In the result, the following order is made:
1. The dispositions (totalling 101 in number) made by Carmol Distributors (Pty) Ltd to the Defendant Trust (Sumen Pillay Property Trust) are set aside.
2. Payment in the sum of R62 778 947-00 by the Defendants to the Plaintiffs.
3. Interest on the aforesaid amount calculated at 7.75 per cent per annum from the date of judgment to date of payment.
4. The Defendants shall bear the costs.
Counsel for Plaintiffs : J W Steyn
Instructed by : Brand Potgieter Incorporated, Johannesburg
Counsel for Defendants : N G Winfred
Instructed by : S P Attorneys, Sandton
Date of Reservation : 23 August 2022
Date of Judgment : 16 September 2022
1 Exhibit “A”, paragraph 1, page 388, wherein Moola formally admitted in the resultant criminal proceedings under section 220 of the Criminal Procedure Act 51 of 1977 under case 41/154/2016, the following: “I admit that Fathima Carawan (accused two) is my customary wife, and I only used her name to register Carmol Distributors (Pty) Ltd (accused three). She was in no way involved in the operations of the business. I fully represented accused three at all times.”
2 Paragraph 1.7 of the Particulars of Claim read with paragraph 1 of Defendants’ Plea, page 174 of Exhibit “A”. See also Notice of Motion in Liquidation Application.
3 Paragraph 4 of Defendants Plea, pages 36 – 37.
4 Paragraph 4 of Particulars of Claim, Exhibit “A”, pages 8 – 10.
5 Notice 1135 of 1999 (Government Gazette number 20169 dated 9 June 1999), promulgated in terms of Section 12 (6) of the Consumers Affairs (Unfair Business Practices) Act 71 of 1988.
6 Consumer Protection Act 68 of 2008 (section 43 in particular – Pyramid and Related Schemes).
7 Exhibit “A”, pages 373 – 394
8 Exhibit “A”, paragraph 5 of Particulars of Claim, pages 10 – 16.
9 Exhibit “A”, pages 36 – 37, First and Second Defendants’ plea, paragraph 4.
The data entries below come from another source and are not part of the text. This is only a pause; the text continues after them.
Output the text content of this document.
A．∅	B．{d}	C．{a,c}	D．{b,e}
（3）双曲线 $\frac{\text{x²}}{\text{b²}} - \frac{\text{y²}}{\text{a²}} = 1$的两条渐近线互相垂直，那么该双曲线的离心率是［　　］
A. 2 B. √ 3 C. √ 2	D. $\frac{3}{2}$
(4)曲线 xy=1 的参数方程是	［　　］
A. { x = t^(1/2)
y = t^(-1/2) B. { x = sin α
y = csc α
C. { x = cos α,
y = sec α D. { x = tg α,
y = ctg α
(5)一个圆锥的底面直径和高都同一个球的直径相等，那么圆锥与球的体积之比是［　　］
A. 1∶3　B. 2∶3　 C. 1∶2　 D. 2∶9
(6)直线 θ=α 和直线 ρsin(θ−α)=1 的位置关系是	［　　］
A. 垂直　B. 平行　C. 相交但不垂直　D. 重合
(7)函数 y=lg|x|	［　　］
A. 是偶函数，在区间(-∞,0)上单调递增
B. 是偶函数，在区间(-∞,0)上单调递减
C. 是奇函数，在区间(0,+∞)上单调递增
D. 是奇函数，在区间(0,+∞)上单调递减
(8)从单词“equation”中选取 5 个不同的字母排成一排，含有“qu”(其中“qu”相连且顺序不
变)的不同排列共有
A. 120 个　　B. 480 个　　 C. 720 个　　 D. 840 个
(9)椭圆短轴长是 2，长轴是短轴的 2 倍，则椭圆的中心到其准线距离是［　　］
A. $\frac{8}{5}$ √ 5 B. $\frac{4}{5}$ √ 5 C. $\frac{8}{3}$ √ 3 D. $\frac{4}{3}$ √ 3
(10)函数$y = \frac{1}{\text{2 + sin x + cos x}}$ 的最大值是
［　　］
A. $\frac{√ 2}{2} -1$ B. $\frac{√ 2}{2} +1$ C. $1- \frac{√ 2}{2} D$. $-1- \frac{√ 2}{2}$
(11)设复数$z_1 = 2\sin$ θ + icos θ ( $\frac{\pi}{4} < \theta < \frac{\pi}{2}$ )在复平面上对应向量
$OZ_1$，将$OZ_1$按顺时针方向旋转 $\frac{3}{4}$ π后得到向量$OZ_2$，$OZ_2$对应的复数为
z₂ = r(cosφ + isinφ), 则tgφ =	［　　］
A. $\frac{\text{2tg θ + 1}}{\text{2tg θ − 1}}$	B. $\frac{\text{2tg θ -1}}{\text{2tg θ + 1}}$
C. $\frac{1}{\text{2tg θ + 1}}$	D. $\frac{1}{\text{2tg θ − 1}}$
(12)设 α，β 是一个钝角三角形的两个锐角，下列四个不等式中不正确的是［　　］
10 Langeberg Koöperasie Bpk v Inverdoorn Farming and Trading Company Ltd 1965 (2) SA 597 (A) at 602
12 Commissioner of Inland Revenue v Bowman NO 1990 (3) SA 311 (AD) at 314. As to the meaning of “not made for value”, cf, Strydom NO and another v Snowball Wealth (Pty) Ltd and Others (356/2021)  ZASCA 91 (15 June 2022) at paragraph 25. (There must be no value, i.e., there must have been no quid pro quo).
13 Report submitted by Liquidators at the Second Meeting of Creditors, Exhibit “A”, pages 257 - 263
14 Exhibit “A”, pages 369 – 372
15 Exhibit “A”, pages 294 – 368
16 Trust Bank of Africa Ltd v Senekal 1977 (2) SA 587 (W) confirmed on appeal in Senekal v Trust Bank of Africa Ltd 1978 (3) SA 373 (A).
17 Ex Parte Minister of Justice: in Re Rex v Jacobson and Levy 1931 AD 466 at 478. Followed in Marine and Trade Insurance Co. Ltd v Van der Schyff 1972 (1) SA 26 A at 37; S v Boesak 2003 (3) SA 381 SCA, paragraph 46 -47 and Moscon hyme CC v JP Krugerrand Dears CC (Case No: 16451/2010)  ZAGPJHC 24 (25 February 2014).